[В начало сайта] [Переписка Мопассана] [Алфавитный указатель собрания произведений Ги де Мопассана] [Произведения]


Ги де Мопассан. Аллума

 
   Начало произведения II    Комментарии:

<< пред. <<   >> след. >>

     II
     
     Целый месяц я был очень счастлив с нею и странным образом привязался к этому существу чужой расы, казавшемуся мне как бы существом другой породы, рожденным на иной планете.
     Я не любил ее, нет, нельзя любить дочерей этой первобытной страны. Между ними и нами, даже между ними и мужчинами их племени, никогда не расцветает голубой цветок северных стран. В этих женщинах еще слишком много животных инстинктов, души их слишком примитивны, чувства недостаточно развиты, чтобы пробудить в нас сентиментальный восторг, составляющий поэзию любви. Ничто духовное, никакое опьянение ума не примешивается к чувственному опьянению, которое вызывают в нас эти обворожительные и ничтожные создания.
     Однако они держат нас в своей власти, они опутывают нас, как и прочие женщины, только по-иному, не так цепко, не так жестоко, не так мучительно.
     Чувство, которое я испытывал к этой девушке, я и сейчас не сумел бы определить. Я уже говорил вам, что этот край, эта оголенная Африка, страна без искусств, без всяких духовных развлечений, постоянно покоряет наше тело незнакомым, но неотразимым очарованием, лаской воздуха, неизменной прелестью утренних и вечерних зорь, лучезарным светом, благотворным воздействием на все наши чувства. Так вот, Аллума покорила меня таким же образом — множеством скрытых чар, пленительных, чисто физических, ленивой восточной негой своих объятий, своей любовной покорностью.

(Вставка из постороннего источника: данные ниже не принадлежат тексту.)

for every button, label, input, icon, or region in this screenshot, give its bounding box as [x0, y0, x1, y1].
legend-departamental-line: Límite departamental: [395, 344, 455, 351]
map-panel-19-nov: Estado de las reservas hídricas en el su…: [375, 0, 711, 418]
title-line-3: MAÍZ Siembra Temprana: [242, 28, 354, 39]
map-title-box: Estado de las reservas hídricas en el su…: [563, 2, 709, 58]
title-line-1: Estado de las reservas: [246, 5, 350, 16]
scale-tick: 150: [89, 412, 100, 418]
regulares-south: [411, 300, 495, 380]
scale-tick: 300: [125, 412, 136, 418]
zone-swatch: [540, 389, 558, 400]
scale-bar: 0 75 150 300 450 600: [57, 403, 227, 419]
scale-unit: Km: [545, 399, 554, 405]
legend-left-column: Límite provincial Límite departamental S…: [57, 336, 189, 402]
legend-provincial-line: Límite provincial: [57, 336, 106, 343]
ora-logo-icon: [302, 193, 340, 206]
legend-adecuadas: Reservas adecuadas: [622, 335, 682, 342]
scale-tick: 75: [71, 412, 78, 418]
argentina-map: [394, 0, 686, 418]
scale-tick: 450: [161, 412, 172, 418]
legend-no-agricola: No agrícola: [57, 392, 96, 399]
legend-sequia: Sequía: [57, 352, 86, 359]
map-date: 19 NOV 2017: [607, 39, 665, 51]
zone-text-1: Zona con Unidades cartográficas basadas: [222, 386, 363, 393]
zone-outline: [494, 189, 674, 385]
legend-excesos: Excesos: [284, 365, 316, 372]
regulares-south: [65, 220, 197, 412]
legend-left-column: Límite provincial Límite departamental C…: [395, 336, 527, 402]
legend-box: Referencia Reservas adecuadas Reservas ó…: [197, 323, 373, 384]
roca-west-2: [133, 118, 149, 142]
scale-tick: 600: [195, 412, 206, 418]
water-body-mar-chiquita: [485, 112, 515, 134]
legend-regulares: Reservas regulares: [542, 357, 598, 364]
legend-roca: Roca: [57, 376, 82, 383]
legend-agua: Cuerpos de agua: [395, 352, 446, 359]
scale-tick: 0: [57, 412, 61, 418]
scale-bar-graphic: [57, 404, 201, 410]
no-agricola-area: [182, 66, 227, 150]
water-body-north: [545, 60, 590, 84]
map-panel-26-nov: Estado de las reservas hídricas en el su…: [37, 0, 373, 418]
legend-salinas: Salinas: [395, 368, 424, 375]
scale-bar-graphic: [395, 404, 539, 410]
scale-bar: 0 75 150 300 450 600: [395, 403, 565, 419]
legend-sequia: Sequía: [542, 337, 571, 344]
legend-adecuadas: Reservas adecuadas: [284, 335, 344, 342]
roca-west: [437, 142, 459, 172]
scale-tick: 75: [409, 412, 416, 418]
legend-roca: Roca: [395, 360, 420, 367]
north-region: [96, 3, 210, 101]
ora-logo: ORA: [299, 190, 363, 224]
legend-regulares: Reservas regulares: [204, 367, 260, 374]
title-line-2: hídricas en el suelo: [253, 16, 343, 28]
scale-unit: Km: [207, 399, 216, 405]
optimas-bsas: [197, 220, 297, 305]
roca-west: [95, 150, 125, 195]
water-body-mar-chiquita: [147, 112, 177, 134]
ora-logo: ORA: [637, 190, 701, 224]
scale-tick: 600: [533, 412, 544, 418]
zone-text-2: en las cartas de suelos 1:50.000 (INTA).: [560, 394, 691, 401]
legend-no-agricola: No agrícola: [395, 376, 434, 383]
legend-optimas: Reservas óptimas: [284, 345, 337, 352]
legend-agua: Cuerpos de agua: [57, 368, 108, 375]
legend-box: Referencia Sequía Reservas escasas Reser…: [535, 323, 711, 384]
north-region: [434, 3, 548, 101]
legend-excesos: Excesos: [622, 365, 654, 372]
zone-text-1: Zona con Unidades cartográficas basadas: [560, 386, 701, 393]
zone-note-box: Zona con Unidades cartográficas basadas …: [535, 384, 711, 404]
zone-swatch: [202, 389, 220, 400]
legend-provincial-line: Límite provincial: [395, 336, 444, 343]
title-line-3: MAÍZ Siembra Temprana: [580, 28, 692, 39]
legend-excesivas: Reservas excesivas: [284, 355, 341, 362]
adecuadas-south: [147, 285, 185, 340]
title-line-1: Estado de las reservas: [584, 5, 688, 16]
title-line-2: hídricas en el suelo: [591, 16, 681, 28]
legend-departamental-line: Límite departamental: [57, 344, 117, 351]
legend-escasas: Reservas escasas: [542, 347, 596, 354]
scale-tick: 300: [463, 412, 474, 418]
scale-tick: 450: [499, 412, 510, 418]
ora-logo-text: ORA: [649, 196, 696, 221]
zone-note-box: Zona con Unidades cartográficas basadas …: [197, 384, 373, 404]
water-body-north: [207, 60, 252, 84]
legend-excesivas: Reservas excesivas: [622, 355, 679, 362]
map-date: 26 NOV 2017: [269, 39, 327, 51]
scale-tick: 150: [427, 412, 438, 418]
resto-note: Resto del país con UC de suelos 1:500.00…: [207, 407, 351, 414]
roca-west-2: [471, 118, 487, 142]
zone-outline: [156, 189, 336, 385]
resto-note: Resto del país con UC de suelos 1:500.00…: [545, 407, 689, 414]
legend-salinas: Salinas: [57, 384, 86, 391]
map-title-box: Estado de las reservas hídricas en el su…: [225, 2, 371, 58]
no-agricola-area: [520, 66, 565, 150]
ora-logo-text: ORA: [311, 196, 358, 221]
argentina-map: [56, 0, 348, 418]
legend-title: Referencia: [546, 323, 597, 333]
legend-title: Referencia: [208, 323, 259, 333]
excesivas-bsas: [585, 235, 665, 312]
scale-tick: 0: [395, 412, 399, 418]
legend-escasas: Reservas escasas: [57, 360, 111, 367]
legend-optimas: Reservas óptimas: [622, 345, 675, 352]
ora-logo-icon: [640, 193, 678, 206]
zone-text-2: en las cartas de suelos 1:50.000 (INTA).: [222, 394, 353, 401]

     Я дал ей полную свободу; она могла уходить из дому, когда ей вздумается, и по крайней мере через день проводила послеполуденные часы в соседнем поселке, среди жен моих работников-туземцев. Нередко она целыми днями любовалась своим отражением в зеркале шкафа из красного дерева, который я выписал из Милианы. Она без зазрения совести восхищалась собой, стоя перед большой зеркальной дверцей и изучая каждое свое движение с глубоким и серьезным вниманием. Она выступала, слегка запрокинув голову, чтобы видеть свои бедра и стан, поворачивалась, отходила, подходила ближе, а затем, утомившись, усаживалась на подушки против зеркала, не спуская с него глаз, со строгим лицом, вся погрузившись в созерцание.

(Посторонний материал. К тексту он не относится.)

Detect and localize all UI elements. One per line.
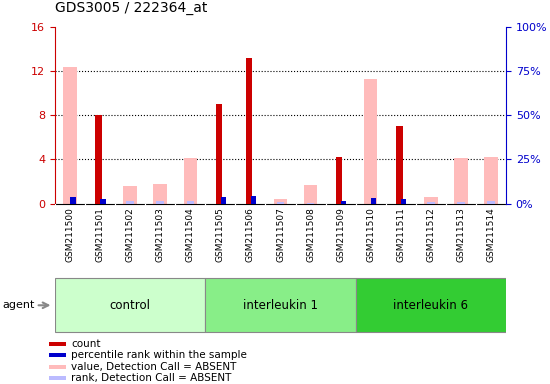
Bar <box>70 197 76 204</box>
Text: GSM211506: GSM211506 <box>246 207 255 262</box>
FancyBboxPatch shape <box>356 278 506 332</box>
Text: GSM211504: GSM211504 <box>186 207 195 262</box>
Bar <box>184 158 197 204</box>
Text: GSM211500: GSM211500 <box>65 207 75 262</box>
Text: GSM211505: GSM211505 <box>216 207 225 262</box>
Text: GSM211511: GSM211511 <box>396 207 405 262</box>
Text: GSM211502: GSM211502 <box>125 207 135 262</box>
Text: control: control <box>109 299 151 312</box>
Bar <box>221 197 226 204</box>
Text: GSM211509: GSM211509 <box>336 207 345 262</box>
Bar <box>274 199 287 204</box>
Bar <box>49 342 67 346</box>
Bar <box>396 126 403 204</box>
Bar <box>304 185 317 204</box>
Bar <box>123 186 137 204</box>
Text: agent: agent <box>3 300 35 310</box>
Bar <box>246 58 252 204</box>
Bar <box>49 365 67 369</box>
Text: GSM211512: GSM211512 <box>426 207 436 262</box>
Text: GSM211501: GSM211501 <box>96 207 104 262</box>
Bar <box>401 199 406 204</box>
Text: percentile rank within the sample: percentile rank within the sample <box>71 350 247 360</box>
Bar <box>277 202 284 204</box>
Bar <box>424 197 438 204</box>
Bar <box>216 104 222 204</box>
Text: GSM211508: GSM211508 <box>306 207 315 262</box>
Bar <box>63 67 77 204</box>
Bar <box>153 184 167 204</box>
Text: GSM211510: GSM211510 <box>366 207 375 262</box>
Bar <box>251 197 256 204</box>
Bar <box>156 201 164 204</box>
Text: count: count <box>71 339 101 349</box>
Bar <box>341 201 346 204</box>
Bar <box>101 199 106 204</box>
Bar <box>487 201 494 204</box>
Bar <box>336 157 343 204</box>
Text: rank, Detection Call = ABSENT: rank, Detection Call = ABSENT <box>71 373 232 383</box>
Bar <box>427 202 434 204</box>
Bar <box>186 201 194 204</box>
Bar <box>49 353 67 357</box>
Bar <box>307 203 314 204</box>
Text: GDS3005 / 222364_at: GDS3005 / 222364_at <box>55 2 207 15</box>
Bar <box>454 158 467 204</box>
Bar <box>95 115 102 204</box>
Bar <box>484 157 498 204</box>
Bar <box>364 79 377 204</box>
Bar <box>371 198 376 204</box>
Text: interleukin 6: interleukin 6 <box>393 299 469 312</box>
Bar <box>49 376 67 380</box>
Text: GSM211503: GSM211503 <box>156 207 165 262</box>
Text: interleukin 1: interleukin 1 <box>243 299 318 312</box>
FancyBboxPatch shape <box>205 278 356 332</box>
Bar <box>126 201 134 204</box>
Text: value, Detection Call = ABSENT: value, Detection Call = ABSENT <box>71 362 236 372</box>
Text: GSM211507: GSM211507 <box>276 207 285 262</box>
Text: GSM211513: GSM211513 <box>456 207 465 262</box>
Text: GSM211514: GSM211514 <box>486 207 496 262</box>
FancyBboxPatch shape <box>55 278 205 332</box>
Bar <box>457 202 465 204</box>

     Вскоре я заметил, что она почти каждый день уходит куда-то после завтрака и пропадает до вечера.
     Слегка обеспокоенный, я спросил Магомета, не знает ли он, что она делает в эти долгие часы отсутствия. Он ответил спокойно:
      — Не тревожься, ведь скоро рамадан. Должно быть, он ходит на молитву.
     Он тоже, казалось, был рад, что Аллума живет у нас в доме; но ни разу не заметил я между ними ничего подозрительного, ни разу мне не показалось, что они прячутся от меня, сговариваются или что-нибудь скрывают.

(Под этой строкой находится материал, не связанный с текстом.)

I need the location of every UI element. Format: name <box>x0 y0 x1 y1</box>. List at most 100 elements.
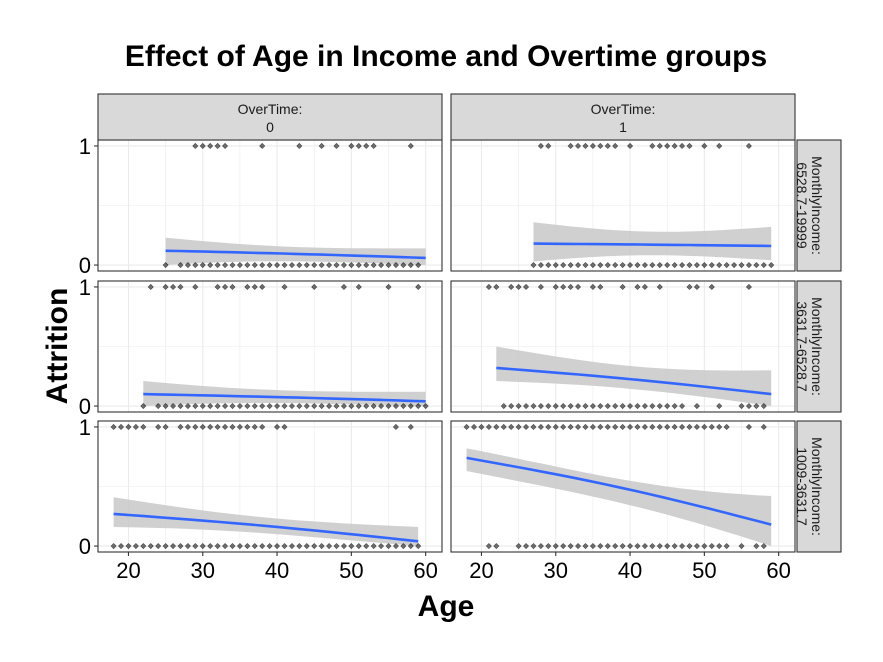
data-point <box>311 543 318 550</box>
facet-panel <box>450 280 796 413</box>
data-point <box>177 262 184 269</box>
data-point <box>266 262 273 269</box>
data-point <box>589 423 596 430</box>
data-point <box>155 423 162 430</box>
data-point <box>567 262 574 269</box>
data-point <box>567 283 574 290</box>
data-point <box>604 262 611 269</box>
data-point <box>274 262 281 269</box>
data-point <box>708 423 715 430</box>
data-point <box>207 423 214 430</box>
data-point <box>392 262 399 269</box>
data-point <box>192 142 199 149</box>
data-point <box>378 403 385 410</box>
data-point <box>266 543 273 550</box>
data-point <box>612 262 619 269</box>
data-point <box>641 543 648 550</box>
data-point <box>567 423 574 430</box>
smooth-fit-line <box>165 249 426 260</box>
data-point <box>552 543 559 550</box>
data-point <box>363 262 370 269</box>
data-point <box>244 543 251 550</box>
data-point <box>656 262 663 269</box>
data-point <box>207 543 214 550</box>
confidence-ribbon <box>533 222 772 262</box>
data-point <box>229 543 236 550</box>
data-point <box>296 262 303 269</box>
data-point <box>244 403 251 410</box>
data-point <box>333 262 340 269</box>
data-point <box>311 283 318 290</box>
data-point <box>701 423 708 430</box>
data-point <box>303 262 310 269</box>
data-point <box>355 262 362 269</box>
panel-border <box>450 280 796 413</box>
data-point <box>177 403 184 410</box>
y-axis-title: Attrition <box>41 288 74 405</box>
data-point <box>125 423 132 430</box>
strip-level: 1 <box>619 119 627 135</box>
data-point <box>199 403 206 410</box>
data-point <box>222 403 229 410</box>
data-point <box>199 543 206 550</box>
data-point <box>370 262 377 269</box>
data-point <box>530 262 537 269</box>
data-point <box>723 543 730 550</box>
data-point <box>326 543 333 550</box>
data-point <box>693 262 700 269</box>
data-point <box>664 423 671 430</box>
data-point <box>407 423 414 430</box>
confidence-ribbon <box>496 346 772 406</box>
facet-panel <box>450 139 796 272</box>
data-point <box>485 283 492 290</box>
data-point <box>552 262 559 269</box>
data-point <box>407 142 414 149</box>
data-point <box>471 423 478 430</box>
data-point <box>162 423 169 430</box>
data-point <box>378 543 385 550</box>
data-point <box>508 403 515 410</box>
data-point <box>296 403 303 410</box>
data-point <box>716 262 723 269</box>
data-point <box>385 543 392 550</box>
data-point <box>281 543 288 550</box>
data-point <box>604 142 611 149</box>
data-point <box>155 543 162 550</box>
data-point <box>604 423 611 430</box>
data-point <box>326 403 333 410</box>
data-point <box>530 423 537 430</box>
data-point <box>612 543 619 550</box>
data-point <box>385 283 392 290</box>
data-point <box>214 283 221 290</box>
data-point <box>552 283 559 290</box>
data-point <box>552 423 559 430</box>
data-point <box>422 403 429 410</box>
data-point <box>214 262 221 269</box>
data-point <box>340 262 347 269</box>
data-point <box>575 543 582 550</box>
strip-background <box>796 139 842 272</box>
data-point <box>415 262 422 269</box>
data-point <box>560 283 567 290</box>
data-point <box>731 262 738 269</box>
data-point <box>259 142 266 149</box>
data-point <box>400 403 407 410</box>
data-point <box>288 403 295 410</box>
facet-panel <box>97 420 443 553</box>
strip-background <box>796 280 842 413</box>
data-point <box>671 543 678 550</box>
data-point <box>229 262 236 269</box>
data-point <box>671 403 678 410</box>
smooth-fit-line <box>533 242 772 248</box>
data-point <box>132 423 139 430</box>
data-point <box>523 543 530 550</box>
data-point <box>281 262 288 269</box>
data-point <box>627 262 634 269</box>
data-point <box>745 403 752 410</box>
data-point <box>493 423 500 430</box>
data-point <box>664 262 671 269</box>
data-point <box>222 283 229 290</box>
data-point <box>340 283 347 290</box>
data-point <box>760 403 767 410</box>
data-point <box>686 283 693 290</box>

     И я примирился с создавшимся положением, не вникая в него, предоставляя все времени, случаю и самой жизни.
     Нередко, обойдя свои земли, виноградники и пашни, я отправлялся пешком в дальние прогулки. Вам знакомы великолепные леса в этой части Алжира, почти непроходимые овраги, где поваленные кедры преграждают течение горных потоков, узкие долины олеандров, которые с высоты гор кажутся восточными коврами, разостланными по берегам речки. Вы знаете, что повсюду в лесах и на склонах холмов, где как будто еще не ступала нога человека, можно натолкнуться на снежно-белый купол куббы, где покоятся кости какого-нибудь смиренного марабута-отшельника, гробницу которого лишь изредка посещают особенно рьяные почитатели, приходящие из соседнего дуара со свечой, чтобы возжечь ее на могиле святого.
     И вот однажды вечером, возвращаясь домой, я проходил мимо одной из таких магометанских часовен и, заглянув в открытую дверь, увидел женщину, молившуюся перед святыней. Прелестная была картина — эта арабка, сидящая на земле в заброшенной часовенке, где ветер разгуливал на воле, наметая по углам в золотистые кучи тонкие сухие иглы, опавшие с сосен. Я подошел поближе, чтобы лучше разглядеть, и вдруг узнал Аллуму. Она не заметила меня, не слыхала ничего, всецело отдавшись размышлениям о святом; она что-то шептала ему вполголоса, она говорила с ним, чувствуя себя с ним наедине, поверяя служителю бога все свои заботы. Порою она замолкала, чтобы подумать, припомнить, что ей осталось еще сказать, чтобы ничего не упустить из своих признаний, а иногда вдруг оживлялась, как будто он отвечал ей, как будто советовал что-то, чему она противилась и против чего спорила, приводя ему свои доводы.
     Я удалился так же бесшумно, как пришел, и вернулся домой к обеду.
     Вечером я послал за ней, и она вошла с озабоченным видом, обычно вовсе ей несвойственным.
      — Сядь сюда, — сказал я, указывая ей место рядом с собой на диване.
     Она села, но когда я нагнулся поцеловать ее, быстро отдернула голову.
     Я был поражен и спросил:
      — Что такое? Что с тобой?
      — Теперь рамадан, — сказала она.
     Я расхохотался.
      — Так марабут запретил тебе целоваться во время рамадана?
      — О да, я арабская женщина, а ты руми!
      — Это большой грех?
      — О да!
      — Значит, ты весь день ничего не ела до захода солнца?
      — Ничего.
      — А после заката солнца ты поела?
      — Да.
      — Но раз ночь уже настала и ты разрешаешь себе есть, тебе незачем быть строгой и в остальном.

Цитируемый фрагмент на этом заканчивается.